In all cases, scenarios can be found in the object tree, under the object they were generated from - or in the Operator interface, in the Scenarios tab.
While you are developing your different objects, keep in mind that you can Regenerate existing scenarios. This is faster than deleting existing ones only to re-create them with the same version number. To re-generate a scenario, simply right-click on the existing version and select Regenerate ... .
From an execution perspective, you can specify that the scenario you will execute is version -1 (negative one) to ensure that the latest version number is always the one executed. This is a lot easier than editing the parameters with each new release.
DISPLAYING PARALLEL PROCESSING
You will notice that as of 10.1.3.4, ODI does not graphically differentiate between serialized and parallelized executions: all are represented in a serial manner. One way to make parallel executions more visible is stack up the objects vertically, versus the more natural horizontal execution for serialized objects. (If we have electricians reading this, the layout will be very familiar to them, but this is only a coincidence...)
OTHER OBJECTS THAN SCENARIOS
Scenarios are not the only objects that will allow for parallel (or Asynchronous) execution.

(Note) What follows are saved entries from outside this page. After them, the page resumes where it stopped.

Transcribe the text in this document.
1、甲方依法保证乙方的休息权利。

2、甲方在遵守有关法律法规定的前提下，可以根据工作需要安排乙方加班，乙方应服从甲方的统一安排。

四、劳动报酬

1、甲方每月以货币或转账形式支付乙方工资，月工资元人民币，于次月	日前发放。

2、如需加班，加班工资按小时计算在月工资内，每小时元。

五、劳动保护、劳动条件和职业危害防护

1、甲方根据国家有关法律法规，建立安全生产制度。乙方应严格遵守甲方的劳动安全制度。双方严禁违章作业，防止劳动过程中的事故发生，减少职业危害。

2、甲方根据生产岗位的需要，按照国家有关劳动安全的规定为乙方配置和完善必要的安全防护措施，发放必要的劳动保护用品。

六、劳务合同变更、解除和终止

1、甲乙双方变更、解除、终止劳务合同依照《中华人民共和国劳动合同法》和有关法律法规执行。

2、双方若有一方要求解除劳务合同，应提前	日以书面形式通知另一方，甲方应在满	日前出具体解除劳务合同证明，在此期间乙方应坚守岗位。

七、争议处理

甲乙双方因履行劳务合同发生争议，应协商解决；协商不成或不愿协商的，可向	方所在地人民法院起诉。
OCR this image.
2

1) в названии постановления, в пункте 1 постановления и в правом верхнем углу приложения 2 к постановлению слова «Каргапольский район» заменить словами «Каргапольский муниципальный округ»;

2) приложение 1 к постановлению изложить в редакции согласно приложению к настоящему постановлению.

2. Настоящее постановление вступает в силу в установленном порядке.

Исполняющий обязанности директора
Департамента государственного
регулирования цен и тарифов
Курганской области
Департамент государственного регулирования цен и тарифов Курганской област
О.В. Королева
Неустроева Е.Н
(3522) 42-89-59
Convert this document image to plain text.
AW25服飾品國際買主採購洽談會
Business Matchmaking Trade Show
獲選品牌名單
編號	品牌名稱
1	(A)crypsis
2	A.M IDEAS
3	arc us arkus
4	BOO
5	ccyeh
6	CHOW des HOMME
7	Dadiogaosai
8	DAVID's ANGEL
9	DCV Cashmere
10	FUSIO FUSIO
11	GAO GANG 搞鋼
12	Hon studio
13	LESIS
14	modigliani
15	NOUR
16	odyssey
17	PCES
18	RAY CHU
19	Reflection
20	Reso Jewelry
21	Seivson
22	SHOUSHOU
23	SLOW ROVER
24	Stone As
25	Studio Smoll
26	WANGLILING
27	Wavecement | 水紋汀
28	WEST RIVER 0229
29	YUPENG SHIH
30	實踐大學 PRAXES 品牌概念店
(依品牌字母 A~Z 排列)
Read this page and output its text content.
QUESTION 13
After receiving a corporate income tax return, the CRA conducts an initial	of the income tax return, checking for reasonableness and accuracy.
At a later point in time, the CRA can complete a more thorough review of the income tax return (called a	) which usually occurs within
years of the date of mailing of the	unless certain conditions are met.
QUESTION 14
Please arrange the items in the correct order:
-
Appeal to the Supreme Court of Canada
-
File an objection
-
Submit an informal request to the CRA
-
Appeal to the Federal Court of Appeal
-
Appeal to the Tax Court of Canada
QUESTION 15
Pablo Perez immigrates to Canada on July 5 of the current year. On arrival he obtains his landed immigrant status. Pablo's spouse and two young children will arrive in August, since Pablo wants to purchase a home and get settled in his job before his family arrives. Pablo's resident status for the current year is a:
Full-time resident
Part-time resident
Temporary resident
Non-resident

If you look at the ODI tool OdiOSCommand, you will notice a Synchronous option that will allow you to define if the external component you are executing will run in parallel with the current process, or if it will be serialized in your process. The same is true for the Data Quality tool OdiDataQuality.
As you will start running more processes in parallel, be ready to see more processes being executed concurrently in the Operator interface. If you are only interested in seing the master processes though, the Hierarchy tab will allow you to limit your view to parent processes. Children processes will be listed under the entry Childres Sessions under each session.
Likewise, when you access the logs from the web front end, you can view the Parent processes only.
Screenshots were taken using version 10.1.3.5 of ODI. Actual icons and graphical representations may vary with other versions of ODI.